About 5% of people in the United States -- an estimated 15 million -- have PBDE levels considered high, based on breast milk and blood samples from more than 2,000 women around the country. Some are carrying doses similar to those that impaired brain development of newborn laboratory rats.

In one of the new studies, two California laboratories found the chemicals in fish, meat and fowl purchased at three Sacramento-area grocery stores from December to February.
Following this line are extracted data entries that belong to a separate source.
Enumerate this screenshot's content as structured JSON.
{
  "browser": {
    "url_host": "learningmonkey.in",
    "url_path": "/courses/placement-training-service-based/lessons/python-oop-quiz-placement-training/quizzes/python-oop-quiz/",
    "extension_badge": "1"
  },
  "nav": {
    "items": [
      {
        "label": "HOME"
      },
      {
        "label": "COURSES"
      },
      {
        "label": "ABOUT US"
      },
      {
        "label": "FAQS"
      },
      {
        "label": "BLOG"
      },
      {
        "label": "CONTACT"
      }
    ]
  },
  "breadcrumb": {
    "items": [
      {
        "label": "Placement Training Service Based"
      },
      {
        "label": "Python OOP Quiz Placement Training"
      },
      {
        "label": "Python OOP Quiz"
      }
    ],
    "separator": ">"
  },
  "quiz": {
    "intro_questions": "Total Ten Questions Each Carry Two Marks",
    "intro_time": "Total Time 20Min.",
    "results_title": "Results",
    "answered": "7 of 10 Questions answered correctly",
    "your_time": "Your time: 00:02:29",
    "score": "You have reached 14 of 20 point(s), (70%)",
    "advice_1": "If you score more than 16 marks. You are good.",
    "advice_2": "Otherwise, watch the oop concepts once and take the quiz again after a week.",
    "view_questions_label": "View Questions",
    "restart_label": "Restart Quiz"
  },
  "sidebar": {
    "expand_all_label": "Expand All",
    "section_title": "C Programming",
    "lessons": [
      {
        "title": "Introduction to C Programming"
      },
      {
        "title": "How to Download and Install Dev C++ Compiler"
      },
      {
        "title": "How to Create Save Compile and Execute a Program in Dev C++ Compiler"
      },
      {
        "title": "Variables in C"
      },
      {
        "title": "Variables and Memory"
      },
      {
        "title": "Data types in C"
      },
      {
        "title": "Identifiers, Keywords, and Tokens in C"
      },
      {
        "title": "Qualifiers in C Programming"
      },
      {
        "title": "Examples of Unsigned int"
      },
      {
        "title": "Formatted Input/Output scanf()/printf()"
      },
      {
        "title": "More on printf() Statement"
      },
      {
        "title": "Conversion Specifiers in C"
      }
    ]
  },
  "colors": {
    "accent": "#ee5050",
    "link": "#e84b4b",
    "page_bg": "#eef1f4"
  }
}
Swordfish, farm-raised salmon and catfish, and duck had the highest concentrations. Farm-raised fish contained 5 to 6 times more than wild fish, except for swordfish, which had the most of any food tested, according to Alta Analytical Laboratories in El Dorado Hills and Environ in Emeryville. Beef had the lowest levels, followed by goose, pheasant, scallops, canned tuna and wild coho salmon. Chicken contained moderate amounts.

Advertisement

In nationwide tests conducted by the USDA and revealed at this month’s conference, bacon and beef fat had fairly low levels while fat trimmed from pork chops had fairly high.

At three Dallas supermarket chains, the amounts in meat products also varied significantly. Pork sausage, hot dogs and duck had fairly high levels of contamination while bacon and ground beef had low levels.

“PBDEs are found in almost all foods of animal origin; and some have very high levels of these chemicals,” said a report by University of Texas environmental scientist Arnold Schecter, based on the Dallas supermarket tests he conducted. He reported that diet is “most likely the primary route of exposure.”

The lack of any pattern in the food puzzles toxicologists and makes “prediction of the amount one ingests very difficult,” said researcher Thomas McDonald of California’s Office of Environmental Health Hazard Assessment. However, because PBDEs bind to fat, trimming excess fat, eating lean meats and avoiding large, predatory fish is advised--especially for pregnant and nursing women.

Other experts aren’t convinced. Bergman says European and North American diets are not different enough to explain the huge variation of human concentrations on the two continents. Instead, he suspects that the explanation lies in Americans breathing the much higher levels found in their household dust compared with European homes.

Last month, the Environmental Working Group, an activist organization, reported finding the contaminants in dust in all 10 homes it sampled in nine states, including two in California. Two other environmental groups found them in dust on all 16 computer keyboards sampled in universities, government offices and in a children’s museum. PBDEs apparently escape as a gas from hard plastic and polyurethane foam -- especially newer computers, furniture and other products -- and then adhere to dust. Spread by waterways and winds, they are ingested by plants and animals and transported thousands of miles.

Advertisement

One of the contaminants is a PBDE compound called deca, widely used in electronics equipment and upholstery textiles.

Deca is not subject to the California ban. Scientists initially thought it would not accumulate in the environment, but in recent months it has been found in humans and breast milk as well as wild animals. The compound “hides” by transforming itself in the environment into other PBDEs that are absorbed more readily by body tissues.

“I am convinced we are building a huge, ticking time bomb in our environment today,” said Bergman, who has studied toxic contaminants since the 1970s. “The 55,000 or 56,000 tons of deca used per year are slowly transformed into lower brominated compounds, which stay around for hundreds of years. I don’t see any solution to this but to substitute the PBDEs, and that goes for all the PBDEs, including deca.”

Manufacturers of deca say it protects people from fires and there is little evidence that it is dangerous or building up to high levels. Some companies, including Apple and Dell, are redesigning products to avoid flame retardants and still meet fire safety standards.

In April, Maine enacted a law banning deca in 2008 only if safer flame retardants are nationally available. The European Union, the international leader in restricting industrial compounds, decided last month that there was insufficient evidence to ban deca as it had the other flame retardants.